State and local officials have yet to offer those details, she said.
The Michigan Department of Health and Human Services referred a Bridge Magazine reporter to the Department of Agriculture and Rural Development. That agency referred Bridge to a Department of Environmental Quality spokesman who said he had nothing to add to what state officials have relayed at public meetings and published online.
A state web page describes what’s thought to be a “low” risk from occasionally eating produce grown in soils exposed to PFAS but said more research is needed.
And since the chemicals can accumulate in the body and people face exposure from many sources, the state recommends avoiding such vegetables or any other known PFAS source.
When it comes to canning, the state uses stronger language. “Only safe drinking water should be used for canning vegetables or fruits,” the web page says. Water not meeting state standards “should not be used for preparing, cooking, or preserving food.”
What other states say
Outside of Michigan, states grappling with PFAS have offered mixed messages to worried growers.
In Rhode Island: “Gardens watered with PFAS‐contaminated water will have higher levels of PFAS in the soil, however, PFAS does not stick to soil very well. The more clean water you add to your garden, the lower the soil PFAS will be,” a state department of health fact sheet advises.
In Alaska: “Some studies have shown that vegetables grown in soil with high levels of PFAS may absorb the chemicals. But this could depend on a lot of different factors,” the state Department of Health and Social Services said in after the discovery of PFAS compounds at Fairbanks International Airport.

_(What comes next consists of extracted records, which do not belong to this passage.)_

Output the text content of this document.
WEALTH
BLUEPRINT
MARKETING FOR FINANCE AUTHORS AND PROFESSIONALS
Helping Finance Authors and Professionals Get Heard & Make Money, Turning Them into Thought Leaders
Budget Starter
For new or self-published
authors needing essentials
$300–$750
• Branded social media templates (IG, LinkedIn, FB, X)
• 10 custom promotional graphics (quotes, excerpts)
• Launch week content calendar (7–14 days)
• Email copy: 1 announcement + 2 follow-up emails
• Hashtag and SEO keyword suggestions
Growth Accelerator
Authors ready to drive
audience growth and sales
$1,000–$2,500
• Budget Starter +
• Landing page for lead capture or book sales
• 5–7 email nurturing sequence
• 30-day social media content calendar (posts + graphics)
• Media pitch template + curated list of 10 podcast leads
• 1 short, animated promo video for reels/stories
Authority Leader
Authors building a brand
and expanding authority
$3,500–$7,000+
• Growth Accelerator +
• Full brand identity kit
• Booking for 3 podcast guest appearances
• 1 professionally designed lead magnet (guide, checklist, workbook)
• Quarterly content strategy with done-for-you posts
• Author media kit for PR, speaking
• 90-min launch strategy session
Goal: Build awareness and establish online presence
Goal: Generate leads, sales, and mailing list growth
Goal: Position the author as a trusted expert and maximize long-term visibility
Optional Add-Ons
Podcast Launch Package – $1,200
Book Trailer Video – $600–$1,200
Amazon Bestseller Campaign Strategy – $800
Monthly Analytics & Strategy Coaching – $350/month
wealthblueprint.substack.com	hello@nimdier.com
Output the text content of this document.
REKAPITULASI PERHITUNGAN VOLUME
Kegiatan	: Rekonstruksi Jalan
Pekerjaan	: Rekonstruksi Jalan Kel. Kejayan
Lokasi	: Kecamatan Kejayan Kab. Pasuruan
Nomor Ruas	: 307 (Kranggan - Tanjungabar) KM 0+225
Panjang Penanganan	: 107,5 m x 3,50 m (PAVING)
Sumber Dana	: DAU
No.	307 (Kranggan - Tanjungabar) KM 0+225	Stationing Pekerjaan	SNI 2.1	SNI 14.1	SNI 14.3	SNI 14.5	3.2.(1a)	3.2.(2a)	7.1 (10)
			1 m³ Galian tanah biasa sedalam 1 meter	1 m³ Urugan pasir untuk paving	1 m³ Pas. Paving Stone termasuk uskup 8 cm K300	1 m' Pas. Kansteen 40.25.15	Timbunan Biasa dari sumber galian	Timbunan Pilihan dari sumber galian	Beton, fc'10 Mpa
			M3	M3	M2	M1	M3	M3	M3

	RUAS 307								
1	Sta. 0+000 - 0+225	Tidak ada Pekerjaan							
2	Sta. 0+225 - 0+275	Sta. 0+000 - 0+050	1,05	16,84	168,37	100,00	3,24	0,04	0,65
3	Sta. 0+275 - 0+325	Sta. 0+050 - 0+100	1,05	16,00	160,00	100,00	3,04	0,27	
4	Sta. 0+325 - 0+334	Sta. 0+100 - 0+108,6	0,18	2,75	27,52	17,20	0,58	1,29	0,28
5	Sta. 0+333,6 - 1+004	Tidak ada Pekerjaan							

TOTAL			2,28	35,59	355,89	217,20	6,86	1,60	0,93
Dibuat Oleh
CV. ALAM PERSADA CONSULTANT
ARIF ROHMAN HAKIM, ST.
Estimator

Minnesota has probed PFAS contamination for more than a decade. Experts at the state’s Department of Health published their own studies on how the chemicals affect homes and gardens in the Twin Cities.
Deanna Scher, an epidemiologist with the agency and author of some of the research, said PFAS compounds can linger in the soil for years, if not decades. Fruits and vegetables in the gardens her team studied absorb some PFAS chemicals but did so at varying rates. (The PFAS group comprises thousands of different chemicals.)
The good news, Scher said: Produce tended to absorb little of the “long-chain” PFAS chemicals regulators are most wary of — PFOA (perfluorooctanoic acid) and PFOS (perfluorooctane sulfonate).
The produce she studied absorbed significantly more “short-chain” PFAS, but experts are less concerned about those chemicals because they don’t accumulate in people’s bodies like their longer-chain cousins.
Considering all the pathways for PFAS to enter the body, Minnesota regulators say the benefits of eating home-grown produce in the Twin Cities “greatly outweigh” the potential risks from PFAS.
The Minnesota findings may not completely answer questions in Michigan communities, Scher said, but they are in line with other emerging research.
The more sobering news?
Because PFAS is so prevalent in the environment, Scher’s team struggled to find any soil completely devoid of the chemicals while doing quality control for the analysis.
“Due to their ubiquity in the environment worldwide, PFAS are found — at least in trace levels — in nearly all surface soils," she said.
Amber Adams-Fall said she hopes more residents will push for information about gardening in Michigan’s PFAS-contaminated communities.
She’s never considered leaving Parchment. This is the only issue that could change that.
“It’s a massive part of our lifestyle,” she said. “If I can’t ever plant in my yard again or eat the produce here, that would be a massive concern.”